Note that your function “find_common_furnitures” will actually just directly work for this exercise. (Python doesn’t understand rooms or TFs or furnitures or target genes - it is just looping through lists and matching strings.) However, it is important that your functions and variables have names that make sense for what you’re doing, so make sure you modify your code to reflect this.
Exercise 8.7: FASTA statistics
Recall what you have learned about FASTA files in Chapter 7.
Write a function called nuc_fasta
.
This function should accept the name of a FASTA file as argument, read the FASTA sequences in that file, and print the nucleotide content of all the sequences.
The function should print a header line, followed by the FASTA id (the sequence name) of every sequence, followed by the nucleotide content of that sequence. The output should be tab-separated. The nucleotide content should be specified as a fraction of the sequence length, with two digits in the order A, C, G and T. When you run your function on the input file /content/gdrive/MyDrive/CFB_files/sequences.fa
, the output should exactly mach the following:
name A C G T
chr14:89352059-89352259 0.31 0.28 0.20 0.22
chr5:74264624-74264824 0.34 0.20 0.20 0.26
chr2:132500203-132500403 0.23 0.12 0.21 0.43
chr6:30630663-30630863 0.28 0.23 0.27 0.22
chr15_KI270905v1_alt:1999423-1999623 0.35 0.22 0.15 0.28
Tip 1: If you code is displaying 0.2
instead of 0.20
, try out the following code and adapt it for your function:
x = [0.2, 0.2034]
for i in x:
print(i, '\t', format(i, '.2f'))
Tip 2: In Exercise 7.1, you have written a function called read_fasta
that reads a FASTA file and returns a dictionary. You can modify (parts of) your code in read_fasta
to answer Exercise 8.7.
Exercise 8.8: motif scanning
Write a function that analyzes a FASTA file containing ChIP-seq data, by comparing the sequences in the FASTA file to an IUPAC consensus sequence (i.e., a motif). As an optional argument, a user should be able to specify a number of mismatches. As output, the function should return, for every match: (i) the ID of the sequence, and (ii) the position of the match within the sequence. For (ii), this should be the index of the starting position of the match within the sequence in the FASTA file, not the position of the sequence on the chromosome.

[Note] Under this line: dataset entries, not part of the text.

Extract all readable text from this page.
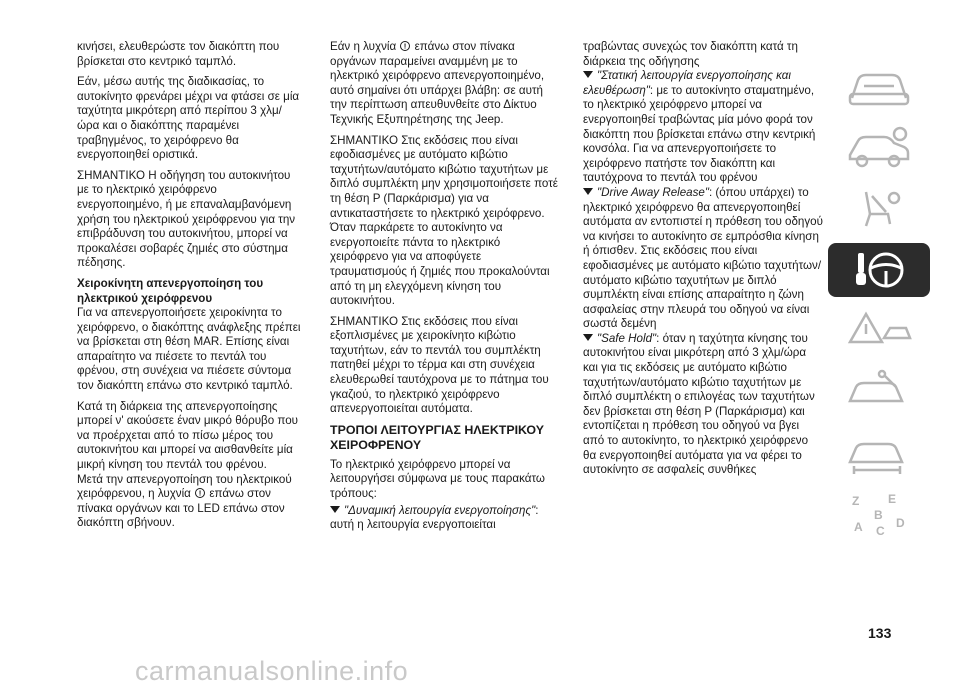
κινήσει, ελευθερώστε τον διακόπτη που βρίσκεται στο κεντρικό ταμπλό.

Εάν, μέσω αυτής της διαδικασίας, το αυτοκίνητο φρενάρει μέχρι να φτάσει σε μία ταχύτητα μικρότερη από περίπου 3 χλμ/ώρα και ο διακόπτης παραμένει τραβηγμένος, το χειρόφρενο θα ενεργοποιηθεί οριστικά.

ΣΗΜΑΝΤΙΚΟ Η οδήγηση του αυτοκινήτου με το ηλεκτρικό χειρόφρενο ενεργοποιημένο, ή με επαναλαμβανόμενη χρήση του ηλεκτρικού χειρόφρενου για την επιβράδυνση του αυτοκινήτου, μπορεί να προκαλέσει σοβαρές ζημιές στο σύστημα πέδησης.

Χειροκίνητη απενεργοποίηση του ηλεκτρικού χειρόφρενου

Για να απενεργοποιήσετε χειροκίνητα το χειρόφρενο, ο διακόπτης ανάφλεξης πρέπει να βρίσκεται στη θέση MAR. Επίσης είναι απαραίτητο να πιέσετε το πεντάλ του φρένου, στη συνέχεια να πιέσετε σύντομα τον διακόπτη επάνω στο κεντρικό ταμπλό.

Κατά τη διάρκεια της απενεργοποίησης μπορεί ν' ακούσετε έναν μικρό θόρυβο που να προέρχεται από το πίσω μέρος του αυτοκινήτου και μπορεί να αισθανθείτε μία μικρή κίνηση του πεντάλ του φρένου.

Μετά την απενεργοποίηση του ηλεκτρικού χειρόφρενου, η λυχνία ! επάνω στον πίνακα οργάνων και το LED επάνω στον διακόπτη σβήνουν.

Εάν η λυχνία ! επάνω στον πίνακα οργάνων παραμείνει αναμμένη με το ηλεκτρικό χειρόφρενο απενεργοποιημένο, αυτό σημαίνει ότι υπάρχει βλάβη: σε αυτή την περίπτωση απευθυνθείτε στο Δίκτυο Τεχνικής Εξυπηρέτησης της Jeep.

ΣΗΜΑΝΤΙΚΟ Στις εκδόσεις που είναι εφοδιασμένες με αυτόματο κιβώτιο ταχυτήτων/αυτόματο κιβώτιο ταχυτήτων με διπλό συμπλέκτη μην χρησιμοποιήσετε ποτέ τη θέση P (Παρκάρισμα) για να αντικαταστήσετε το ηλεκτρικό χειρόφρενο. Όταν παρκάρετε το αυτοκίνητο να ενεργοποιείτε πάντα το ηλεκτρικό χειρόφρενο για να αποφύγετε τραυματισμούς ή ζημιές που προκαλούνται από τη μη ελεγχόμενη κίνηση του αυτοκινήτου.

ΣΗΜΑΝΤΙΚΟ Στις εκδόσεις που είναι εξοπλισμένες με χειροκίνητο κιβώτιο ταχυτήτων, εάν το πεντάλ του συμπλέκτη πατηθεί μέχρι το τέρμα και στη συνέχεια ελευθερωθεί ταυτόχρονα με το πάτημα του γκαζιού, το ηλεκτρικό χειρόφρενο απενεργοποιείται αυτόματα.

ΤΡΟΠΟΙ ΛΕΙΤΟΥΡΓΙΑΣ ΗΛΕΚΤΡΙΚΟΥ ΧΕΙΡΟΦΡΕΝΟΥ

Το ηλεκτρικό χειρόφρενο μπορεί να λειτουργήσει σύμφωνα με τους παρακάτω τρόπους:

"Δυναμική λειτουργία ενεργοποίησης": αυτή η λειτουργία ενεργοποιείται

τραβώντας συνεχώς τον διακόπτη κατά τη διάρκεια της οδήγησης

"Στατική λειτουργία ενεργοποίησης και ελευθέρωση": με το αυτοκίνητο σταματημένο, το ηλεκτρικό χειρόφρενο μπορεί να ενεργοποιηθεί τραβώντας μία μόνο φορά τον διακόπτη που βρίσκεται επάνω στην κεντρική κονσόλα. Για να απενεργοποιήσετε το χειρόφρενο πατήστε τον διακόπτη και ταυτόχρονα το πεντάλ του φρένου

"Drive Away Release": (όπου υπάρχει) το ηλεκτρικό χειρόφρενο θα απενεργοποιηθεί αυτόματα αν εντοπιστεί η πρόθεση του οδηγού να κινήσει το αυτοκίνητο σε εμπρόσθια κίνηση ή όπισθεν. Στις εκδόσεις που είναι εφοδιασμένες με αυτόματο κιβώτιο ταχυτήτων/αυτόματο κιβώτιο ταχυτήτων με διπλό συμπλέκτη είναι επίσης απαραίτητο η ζώνη ασφαλείας στην πλευρά του οδηγού να είναι σωστά δεμένη

"Safe Hold": όταν η ταχύτητα κίνησης του αυτοκινήτου είναι μικρότερη από 3 χλμ/ώρα και για τις εκδόσεις με αυτόματο κιβώτιο ταχυτήτων/αυτόματο κιβώτιο ταχυτήτων με διπλό συμπλέκτη ο επιλογέας των ταχυτήτων δεν βρίσκεται στη θέση P (Παρκάρισμα) και εντοπίζεται η πρόθεση του οδηγού να βγει από το αυτοκίνητο, το ηλεκτρικό χειρόφρενο θα ενεργοποιηθεί αυτόματα για να φέρει το αυτοκίνητο σε ασφαλείς συνθήκες

Z E
B
A C
D
133
carmanualsonline.info
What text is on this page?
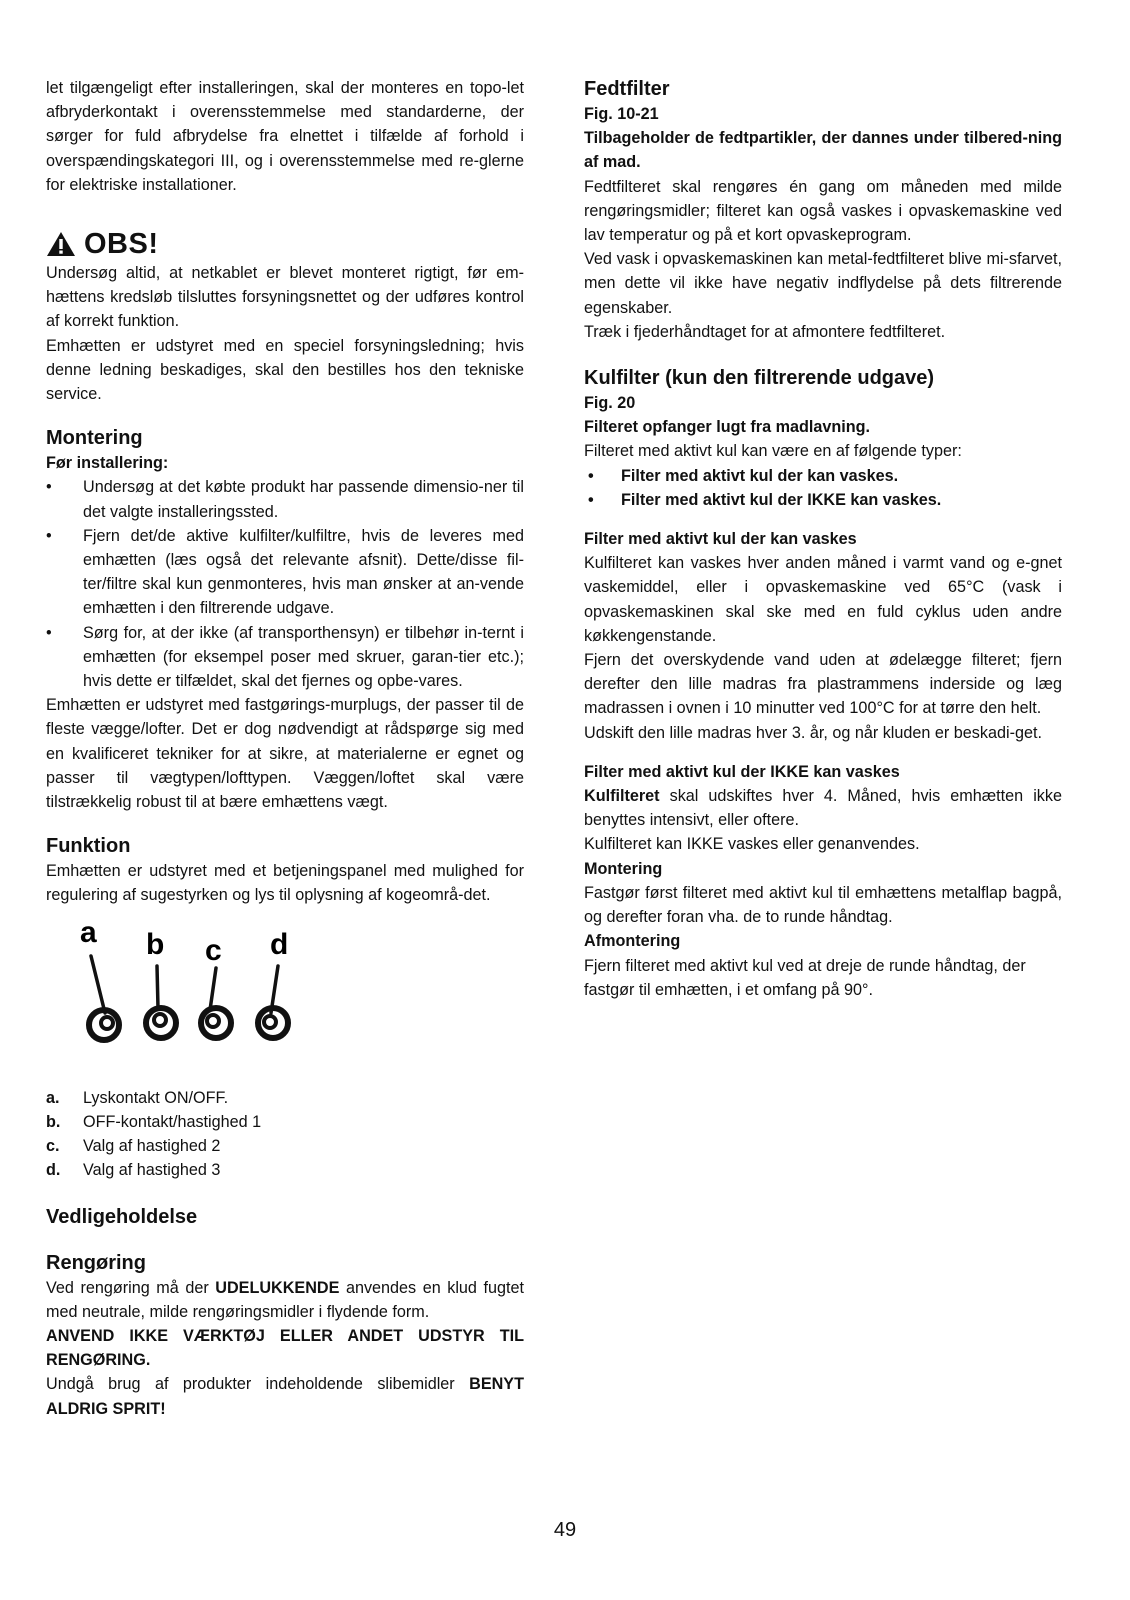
let tilgængeligt efter installeringen, skal der monteres en topo-let afbryderkontakt i overensstemmelse med standarderne, der sørger for fuld afbrydelse fra elnettet i tilfælde af forhold i overspændingskategori III, og i overensstemmelse med re-glerne for elektriske installationer.

OBS!

Undersøg altid, at netkablet er blevet monteret rigtigt, før em-hættens kredsløb tilsluttes forsyningsnettet og der udføres kontrol af korrekt funktion.

Emhætten er udstyret med en speciel forsyningsledning; hvis denne ledning beskadiges, skal den bestilles hos den tekniske service.

Montering

Før installering:

• Undersøg at det købte produkt har passende dimensio-ner til det valgte installeringssted.
• Fjern det/de aktive kulfilter/kulfiltre, hvis de leveres med emhætten (læs også det relevante afsnit). Dette/disse fil-ter/filtre skal kun genmonteres, hvis man ønsker at an-vende emhætten i den filtrerende udgave.
• Sørg for, at der ikke (af transporthensyn) er tilbehør in-ternt i emhætten (for eksempel poser med skruer, garan-tier etc.); hvis dette er tilfældet, skal det fjernes og opbe-vares.

Emhætten er udstyret med fastgørings-murplugs, der passer til de fleste vægge/lofter. Det er dog nødvendigt at rådspørge sig med en kvalificeret tekniker for at sikre, at materialerne er egnet og passer til vægtypen/lofttypen. Væggen/loftet skal være tilstrækkelig robust til at bære emhættens vægt.

Funktion

Emhætten er udstyret med et betjeningspanel med mulighed for regulering af sugestyrken og lys til oplysning af kogeområ-det.

a b c d
a.	Lyskontakt ON/OFF.
b.	OFF-kontakt/hastighed 1
c.	Valg af hastighed 2
d.	Valg af hastighed 3
Vedligeholdelse
Rengøring

Ved rengøring må der UDELUKKENDE anvendes en klud fugtet med neutrale, milde rengøringsmidler i flydende form.

ANVEND IKKE VÆRKTØJ ELLER ANDET UDSTYR TIL RENGØRING.

Undgå brug af produkter indeholdende slibemidler BENYT ALDRIG SPRIT!

Fedtfilter

Fig. 10-21

Tilbageholder de fedtpartikler, der dannes under tilbered-ning af mad.

Fedtfilteret skal rengøres én gang om måneden med milde rengøringsmidler; filteret kan også vaskes i opvaskemaskine ved lav temperatur og på et kort opvaskeprogram.

Ved vask i opvaskemaskinen kan metal-fedtfilteret blive mi-sfarvet, men dette vil ikke have negativ indflydelse på dets filtrerende egenskaber.

Træk i fjederhåndtaget for at afmontere fedtfilteret.

Kulfilter (kun den filtrerende udgave)

Fig. 20

Filteret opfanger lugt fra madlavning.

Filteret med aktivt kul kan være en af følgende typer:

• Filter med aktivt kul der kan vaskes.
• Filter med aktivt kul der IKKE kan vaskes.

Filter med aktivt kul der kan vaskes

Kulfilteret kan vaskes hver anden måned i varmt vand og e-gnet vaskemiddel, eller i opvaskemaskine ved 65°C (vask i opvaskemaskinen skal ske med en fuld cyklus uden andre køkkengenstande.

Fjern det overskydende vand uden at ødelægge filteret; fjern derefter den lille madras fra plastrammens inderside og læg madrassen i ovnen i 10 minutter ved 100°C for at tørre den helt.

Udskift den lille madras hver 3. år, og når kluden er beskadi-get.

Filter med aktivt kul der IKKE kan vaskes

Kulfilteret skal udskiftes hver 4. Måned, hvis emhætten ikke benyttes intensivt, eller oftere.

Kulfilteret kan IKKE vaskes eller genanvendes.

Montering

Fastgør først filteret med aktivt kul til emhættens metalflap bagpå, og derefter foran vha. de to runde håndtag.

Afmontering

Fjern filteret med aktivt kul ved at dreje de runde håndtag, der fastgør til emhætten, i et omfang på 90°.

49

Before you begin, you may want to refresh your knowledge of ChIP-seq and motifs by reviewing the lecture materials.
Test data
You can use the following files (adapted from Chen et al. 2008), located in /content/gdrive/MyDrive/CFB_files
, to test your code.
consensus.txt
c-Myc.fa
STAT3.fa
Please note: when you are just starting to answer this question, it may be beneficial to simply open the file consensus.txt
and copy-pasting a sequence from this file directly into your code. This may help you write (and test) your code. However, in your final answer, your code should be reading the consensus sequences from this file computationally.